When bond investors take more of a risk, the market compensates them with a higher return. If it didn’t, they would tend to buy a safer bond. So the main reason longer dated bond yields are higher than yields on shorter dated bonds is because longer dated bonds are riskier.
The price of bonds rises and falls with interest rates. When interest rates go up, the value of bonds goes down. If a government bond pays 9 percent when it is issued (you wish!), it pays out $90 a year for each $1,000 bond. However, what if new bonds are issued that pay 10 percent? The new bond would pay out $100 each year for a $1,000 bond.
The price of the old 9 percent bond would go down. Other factors affect its price, but in theory, its price would sink to $900. In other words, the value of the 9 percent bond will drop until it yields about 10 percent, and $90 is 10 percent of $900. When the bond reaches maturity, the investor will still be paid back his or her $1,000, but meanwhile the bond is worth less, because it pays less.
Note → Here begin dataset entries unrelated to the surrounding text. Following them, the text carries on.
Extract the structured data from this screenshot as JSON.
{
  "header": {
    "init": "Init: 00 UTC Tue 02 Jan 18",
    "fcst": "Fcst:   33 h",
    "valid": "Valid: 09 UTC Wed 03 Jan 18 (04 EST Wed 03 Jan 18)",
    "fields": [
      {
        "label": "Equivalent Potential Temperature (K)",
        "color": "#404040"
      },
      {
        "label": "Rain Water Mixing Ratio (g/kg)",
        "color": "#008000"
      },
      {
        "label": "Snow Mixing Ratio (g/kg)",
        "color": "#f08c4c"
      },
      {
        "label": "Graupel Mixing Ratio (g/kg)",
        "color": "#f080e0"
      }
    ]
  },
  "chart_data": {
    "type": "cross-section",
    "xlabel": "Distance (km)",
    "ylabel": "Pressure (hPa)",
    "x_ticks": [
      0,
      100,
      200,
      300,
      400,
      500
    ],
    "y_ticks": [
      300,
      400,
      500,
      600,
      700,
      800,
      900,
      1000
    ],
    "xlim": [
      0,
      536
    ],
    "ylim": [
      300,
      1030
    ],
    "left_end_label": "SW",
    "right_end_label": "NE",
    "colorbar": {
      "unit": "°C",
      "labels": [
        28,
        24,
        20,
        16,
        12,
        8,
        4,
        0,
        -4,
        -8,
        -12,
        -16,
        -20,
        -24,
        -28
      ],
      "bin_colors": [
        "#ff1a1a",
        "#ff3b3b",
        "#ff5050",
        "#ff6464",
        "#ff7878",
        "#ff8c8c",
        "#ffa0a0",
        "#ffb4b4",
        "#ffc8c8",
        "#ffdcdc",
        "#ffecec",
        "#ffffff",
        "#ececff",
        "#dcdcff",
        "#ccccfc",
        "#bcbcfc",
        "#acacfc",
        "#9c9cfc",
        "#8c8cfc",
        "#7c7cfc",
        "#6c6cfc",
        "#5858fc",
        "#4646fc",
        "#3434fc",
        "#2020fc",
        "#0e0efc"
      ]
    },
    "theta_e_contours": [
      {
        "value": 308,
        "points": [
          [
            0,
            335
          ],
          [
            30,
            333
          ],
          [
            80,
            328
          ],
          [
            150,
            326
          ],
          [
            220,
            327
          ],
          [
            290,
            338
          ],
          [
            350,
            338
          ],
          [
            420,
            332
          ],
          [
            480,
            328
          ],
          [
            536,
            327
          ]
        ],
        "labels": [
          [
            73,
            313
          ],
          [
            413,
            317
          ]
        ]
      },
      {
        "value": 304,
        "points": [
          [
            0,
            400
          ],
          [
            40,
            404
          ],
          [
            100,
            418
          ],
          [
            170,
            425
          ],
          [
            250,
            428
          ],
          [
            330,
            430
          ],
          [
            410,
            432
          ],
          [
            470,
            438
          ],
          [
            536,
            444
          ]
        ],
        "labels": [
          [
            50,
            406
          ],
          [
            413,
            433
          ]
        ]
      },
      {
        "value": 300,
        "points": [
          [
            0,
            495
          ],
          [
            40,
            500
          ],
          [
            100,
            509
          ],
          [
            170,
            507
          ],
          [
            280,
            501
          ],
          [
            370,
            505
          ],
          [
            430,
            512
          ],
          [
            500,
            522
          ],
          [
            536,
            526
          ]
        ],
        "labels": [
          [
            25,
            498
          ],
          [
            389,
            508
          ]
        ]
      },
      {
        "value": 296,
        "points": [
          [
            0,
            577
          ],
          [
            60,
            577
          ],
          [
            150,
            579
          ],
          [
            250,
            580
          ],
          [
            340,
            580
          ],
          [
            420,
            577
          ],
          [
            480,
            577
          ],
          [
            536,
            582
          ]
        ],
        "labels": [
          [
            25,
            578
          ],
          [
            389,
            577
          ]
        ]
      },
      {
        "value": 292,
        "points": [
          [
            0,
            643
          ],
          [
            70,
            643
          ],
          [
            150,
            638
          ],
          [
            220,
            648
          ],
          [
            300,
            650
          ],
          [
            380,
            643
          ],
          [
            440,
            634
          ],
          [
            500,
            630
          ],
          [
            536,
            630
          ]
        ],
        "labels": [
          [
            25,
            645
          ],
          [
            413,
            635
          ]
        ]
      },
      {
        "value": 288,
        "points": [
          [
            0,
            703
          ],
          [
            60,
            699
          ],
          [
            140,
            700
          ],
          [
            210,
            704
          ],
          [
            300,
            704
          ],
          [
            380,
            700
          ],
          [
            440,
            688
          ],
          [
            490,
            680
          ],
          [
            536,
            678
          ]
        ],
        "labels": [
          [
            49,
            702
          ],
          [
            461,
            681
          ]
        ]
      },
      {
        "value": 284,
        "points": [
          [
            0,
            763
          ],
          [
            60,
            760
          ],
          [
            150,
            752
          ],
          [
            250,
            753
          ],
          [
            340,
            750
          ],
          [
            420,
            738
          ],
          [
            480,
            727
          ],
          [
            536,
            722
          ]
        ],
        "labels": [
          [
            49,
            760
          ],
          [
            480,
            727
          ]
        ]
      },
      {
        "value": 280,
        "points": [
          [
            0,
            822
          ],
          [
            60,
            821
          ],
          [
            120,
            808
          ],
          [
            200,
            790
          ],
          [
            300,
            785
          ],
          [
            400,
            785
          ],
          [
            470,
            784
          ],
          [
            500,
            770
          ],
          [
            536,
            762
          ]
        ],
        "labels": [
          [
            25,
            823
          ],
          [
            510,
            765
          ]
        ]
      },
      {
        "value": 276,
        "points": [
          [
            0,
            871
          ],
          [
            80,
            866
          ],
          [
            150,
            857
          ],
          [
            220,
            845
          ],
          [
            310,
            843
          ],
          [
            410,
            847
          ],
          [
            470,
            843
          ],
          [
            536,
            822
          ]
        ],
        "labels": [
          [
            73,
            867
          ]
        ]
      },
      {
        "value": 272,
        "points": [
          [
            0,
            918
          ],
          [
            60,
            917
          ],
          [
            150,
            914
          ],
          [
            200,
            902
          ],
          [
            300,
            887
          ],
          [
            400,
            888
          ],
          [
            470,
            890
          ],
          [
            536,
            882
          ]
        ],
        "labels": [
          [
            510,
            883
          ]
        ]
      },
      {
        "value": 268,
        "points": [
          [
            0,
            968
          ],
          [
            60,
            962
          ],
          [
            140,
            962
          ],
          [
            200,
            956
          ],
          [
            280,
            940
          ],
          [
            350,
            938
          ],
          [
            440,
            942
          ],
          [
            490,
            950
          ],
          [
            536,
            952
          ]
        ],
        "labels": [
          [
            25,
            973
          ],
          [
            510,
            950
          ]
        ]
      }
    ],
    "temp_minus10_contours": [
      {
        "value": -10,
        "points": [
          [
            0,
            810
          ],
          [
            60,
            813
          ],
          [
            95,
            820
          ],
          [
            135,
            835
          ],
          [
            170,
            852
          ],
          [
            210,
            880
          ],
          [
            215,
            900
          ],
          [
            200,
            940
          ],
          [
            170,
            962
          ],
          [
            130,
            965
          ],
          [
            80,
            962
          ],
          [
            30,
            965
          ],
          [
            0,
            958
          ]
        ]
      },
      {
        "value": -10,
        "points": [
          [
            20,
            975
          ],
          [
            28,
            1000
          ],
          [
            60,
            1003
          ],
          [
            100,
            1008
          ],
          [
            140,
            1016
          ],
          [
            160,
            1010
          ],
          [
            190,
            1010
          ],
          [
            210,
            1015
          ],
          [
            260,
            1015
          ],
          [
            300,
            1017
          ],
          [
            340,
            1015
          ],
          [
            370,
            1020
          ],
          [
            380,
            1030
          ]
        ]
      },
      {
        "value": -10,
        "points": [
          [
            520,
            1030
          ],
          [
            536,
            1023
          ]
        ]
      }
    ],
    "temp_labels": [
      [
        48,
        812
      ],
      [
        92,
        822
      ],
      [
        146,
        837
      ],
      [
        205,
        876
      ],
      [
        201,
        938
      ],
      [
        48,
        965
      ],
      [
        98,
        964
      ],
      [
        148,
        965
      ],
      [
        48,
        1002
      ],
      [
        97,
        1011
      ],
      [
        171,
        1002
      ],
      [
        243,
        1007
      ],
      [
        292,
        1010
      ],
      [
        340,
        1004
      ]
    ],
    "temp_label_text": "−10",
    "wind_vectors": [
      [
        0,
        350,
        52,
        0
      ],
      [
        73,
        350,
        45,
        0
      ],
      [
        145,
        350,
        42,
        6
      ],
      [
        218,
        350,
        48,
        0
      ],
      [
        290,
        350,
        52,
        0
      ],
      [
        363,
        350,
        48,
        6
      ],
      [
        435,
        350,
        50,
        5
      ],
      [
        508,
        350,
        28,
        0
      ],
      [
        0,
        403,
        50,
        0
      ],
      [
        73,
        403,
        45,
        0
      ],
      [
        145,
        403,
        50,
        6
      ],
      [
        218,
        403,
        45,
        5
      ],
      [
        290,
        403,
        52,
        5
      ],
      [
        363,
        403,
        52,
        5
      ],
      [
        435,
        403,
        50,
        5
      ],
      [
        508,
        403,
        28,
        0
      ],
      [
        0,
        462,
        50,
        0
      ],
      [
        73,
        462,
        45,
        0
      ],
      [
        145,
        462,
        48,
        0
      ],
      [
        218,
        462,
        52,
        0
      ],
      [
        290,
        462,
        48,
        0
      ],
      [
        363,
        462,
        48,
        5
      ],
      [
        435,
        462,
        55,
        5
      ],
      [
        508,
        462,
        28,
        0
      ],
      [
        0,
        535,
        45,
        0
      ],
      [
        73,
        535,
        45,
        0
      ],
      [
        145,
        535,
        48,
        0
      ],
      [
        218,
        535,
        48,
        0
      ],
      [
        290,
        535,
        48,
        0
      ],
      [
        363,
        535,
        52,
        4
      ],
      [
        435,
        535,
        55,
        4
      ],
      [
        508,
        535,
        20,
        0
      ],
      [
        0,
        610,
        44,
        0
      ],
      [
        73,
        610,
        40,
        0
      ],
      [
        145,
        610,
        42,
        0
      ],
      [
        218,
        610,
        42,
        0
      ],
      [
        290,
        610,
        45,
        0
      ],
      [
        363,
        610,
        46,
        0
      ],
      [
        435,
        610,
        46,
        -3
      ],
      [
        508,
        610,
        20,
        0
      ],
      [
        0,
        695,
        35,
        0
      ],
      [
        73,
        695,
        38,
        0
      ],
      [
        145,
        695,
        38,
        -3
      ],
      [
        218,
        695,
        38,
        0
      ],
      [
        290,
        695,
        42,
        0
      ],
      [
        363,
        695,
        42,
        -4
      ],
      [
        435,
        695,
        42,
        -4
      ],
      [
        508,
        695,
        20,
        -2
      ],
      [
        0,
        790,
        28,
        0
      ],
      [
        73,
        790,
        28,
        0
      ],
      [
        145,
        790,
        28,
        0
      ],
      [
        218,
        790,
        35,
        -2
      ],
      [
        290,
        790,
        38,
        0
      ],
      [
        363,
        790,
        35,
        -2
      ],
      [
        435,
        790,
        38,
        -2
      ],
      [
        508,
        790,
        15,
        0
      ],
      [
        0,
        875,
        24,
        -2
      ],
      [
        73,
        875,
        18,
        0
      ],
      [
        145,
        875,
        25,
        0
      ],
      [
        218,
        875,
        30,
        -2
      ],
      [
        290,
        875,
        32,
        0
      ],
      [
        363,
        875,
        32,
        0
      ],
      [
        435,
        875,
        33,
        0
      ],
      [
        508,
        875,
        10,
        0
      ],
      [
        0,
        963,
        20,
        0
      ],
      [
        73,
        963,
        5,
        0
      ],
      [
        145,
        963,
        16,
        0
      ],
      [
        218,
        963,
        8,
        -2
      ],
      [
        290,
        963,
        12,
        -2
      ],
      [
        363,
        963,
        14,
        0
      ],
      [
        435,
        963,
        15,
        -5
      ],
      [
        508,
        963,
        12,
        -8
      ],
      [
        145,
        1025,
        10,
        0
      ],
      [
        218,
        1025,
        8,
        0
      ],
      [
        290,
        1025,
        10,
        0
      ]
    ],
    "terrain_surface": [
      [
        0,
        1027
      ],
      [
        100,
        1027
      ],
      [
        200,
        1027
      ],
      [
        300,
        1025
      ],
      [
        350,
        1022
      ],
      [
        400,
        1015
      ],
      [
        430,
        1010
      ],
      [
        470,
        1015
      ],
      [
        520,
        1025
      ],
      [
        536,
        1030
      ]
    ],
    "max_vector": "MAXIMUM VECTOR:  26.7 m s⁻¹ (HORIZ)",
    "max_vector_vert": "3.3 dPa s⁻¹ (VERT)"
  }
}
Long-term bonds drop more, because an investor is stuck with an inferior payout for a longer period. A debt instrument that will mature in one year or less, though, is essentially unaffected by an interest rate change, because the investor is about to be paid back. A twenty year bond, however, will pay less interest than the new bond for nineteen more years. It is the risk of this drop in value caused by a rise in interest rates that causes the long bond to pay more interest.
Incidentally, a drop in interest rates would cause the value of an old bond to rise. Old bonds that pay more interest than current bonds sell at a premium, that is, at higher prices than they originally cost.
Inflation
There are other factors that make longer dated bonds risky. Inflation damages the value of bonds, because the interest they pay out stays the same, while the prices of things that the interest will buy rise. A longer bond has more time to lose value through inflation.
On the other hand, in deflation, as occurred during the Great Depression, the value of a bond would rise instead. However, inflation has been a fact of life for some time now, and this fact is reflected in the yield of long bonds.
Event risk
Longer term bonds are also riskier because there is more time for something to happen to the issuer. The U.S. government is good for its bonds, because it has the power to tax, but some corporations might not be around in ten or twenty years. So investors demand higher yields to compensate them for this long term risk of some unforeseen event.
Even sturdy companies pay higher interest to compensate for being riskier than government bonds. They issue corporate bonds, and they pay more interest than the government. New or apparently unstable corporations can pay quite a bit more.
However, when corporations borrow for very brief periods of time, the market considers that it is unlikely that anything will go wrong so soon. Short term interest rates for corporate borrowers are therefore lower than those on their longer term bonds, just as short term government yields are lower.
The yield curve
It is possible to chart the interest rates of bonds. When the yields of bonds of different maturity dates are plotted on a graph, the result is called a yield curve. Normally, the yield curve slopes upward, because shorter dated bonds pay less interest than longer maturities.
However, in some circumstances, longer dated bonds can pay less than current bonds. Investors may anticipate deflation. They may expect high unemployment in the future. The Federal Reserve Board can attempt to change the shape of the curve. Many things can cause the yield curve to invert, but generally an inverted curve is taken as a warning that investors anticipate a recession. That does not mean one will come.
Normally, though, longer dated bonds pay more, because they are more vulnerable to changes in interest rates. Inflation can have a stronger effect on long bonds’ value, and there is more time for something to happen that will cause an investor to lose money.
Investors must consider all these factors and balance their portfolios. Many investors end up with a mix of different maturities, sometimes arranged as a bond ladder of regularly spaced repayments. There is safety in shorter bonds, but seductively higher income in longer dated bond yields.